The first is to use natural consequences as discipline. I describe it in this post.
The second is to take away a privilege. When one of our sons was an hour late for his curfew, after a lengthy discussion, making sure that he understood why we had a curfew for him, we had him spend his evenings for the next week at home with us, his dear parents. He had plans for some of those evenings but……there are consequences of disobeying authority.

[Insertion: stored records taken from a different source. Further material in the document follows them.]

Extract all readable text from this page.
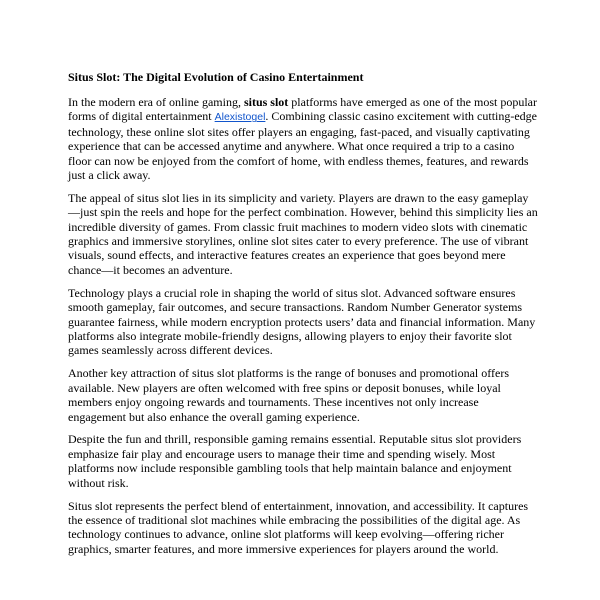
Situs Slot: The Digital Evolution of Casino Entertainment

In the modern era of online gaming, situs slot platforms have emerged as one of the most popular forms of digital entertainment Alexistogel. Combining classic casino excitement with cutting-edge technology, these online slot sites offer players an engaging, fast-paced, and visually captivating experience that can be accessed anytime and anywhere. What once required a trip to a casino floor can now be enjoyed from the comfort of home, with endless themes, features, and rewards just a click away.

The appeal of situs slot lies in its simplicity and variety. Players are drawn to the easy gameplay—just spin the reels and hope for the perfect combination. However, behind this simplicity lies an incredible diversity of games. From classic fruit machines to modern video slots with cinematic graphics and immersive storylines, online slot sites cater to every preference. The use of vibrant visuals, sound effects, and interactive features creates an experience that goes beyond mere chance—it becomes an adventure.

Technology plays a crucial role in shaping the world of situs slot. Advanced software ensures smooth gameplay, fair outcomes, and secure transactions. Random Number Generator systems guarantee fairness, while modern encryption protects users’ data and financial information. Many platforms also integrate mobile-friendly designs, allowing players to enjoy their favorite slot games seamlessly across different devices.

Another key attraction of situs slot platforms is the range of bonuses and promotional offers available. New players are often welcomed with free spins or deposit bonuses, while loyal members enjoy ongoing rewards and tournaments. These incentives not only increase engagement but also enhance the overall gaming experience.

Despite the fun and thrill, responsible gaming remains essential. Reputable situs slot providers emphasize fair play and encourage users to manage their time and spending wisely. Most platforms now include responsible gambling tools that help maintain balance and enjoyment without risk.

Situs slot represents the perfect blend of entertainment, innovation, and accessibility. It captures the essence of traditional slot machines while embracing the possibilities of the digital age. As technology continues to advance, online slot platforms will keep evolving—offering richer graphics, smarter features, and more immersive experiences for players around the world.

The third is to STRONGLY suggest that the teen demonstrate the desired behavior for a certain length of time. For example, last week two of my teen daughters were throwing ‘barbs’ at each other. While their conversation appeared to be civil, I could hear the slight hostility and criticism in their tones. I don’t allow my children to fight each other and/or disrespect each other. We look at our home as a training ground for the ‘real ‘world, so we try to work things out accordingly, according to God’s word. In the ‘real’ world, we shouldn’t disrespect people or fight or talk about people behind their back. If we are having a problem with someone, we should go to them and respectfully use communication to work things out and try to understand each other. I asked to talk to my two teens in my ‘office’, (the bathroom in our mudroom :) ), and I let them know of my concerns and observations. They were not happy. I decided to help them see that the benefits of walking in love FAR outweigh allowing their flesh nature to ‘shine’. I asked them to make a point to compliment each other for the remainder of the afternoon, and ONLY say positive things to each other. They began laughing immediately because we have been through this many times before, and they now know, in advance, that the outcome of this ‘discipline’ is fun. It works doing things God’s way! We need to understand that we were bought with a very high price, we are not our own, and we need to CHOOSE to speak and walk in love, ( 1 Corinthians 6:20). It is always a heart issue.
By the time my children are tweenish my goal is for them to understand that their dad and I are striving to help them hit the mark for which they were created. That involves disciplining them. Once our children ‘get that’, discipline becomes a partnership with them, not what we are doing to them.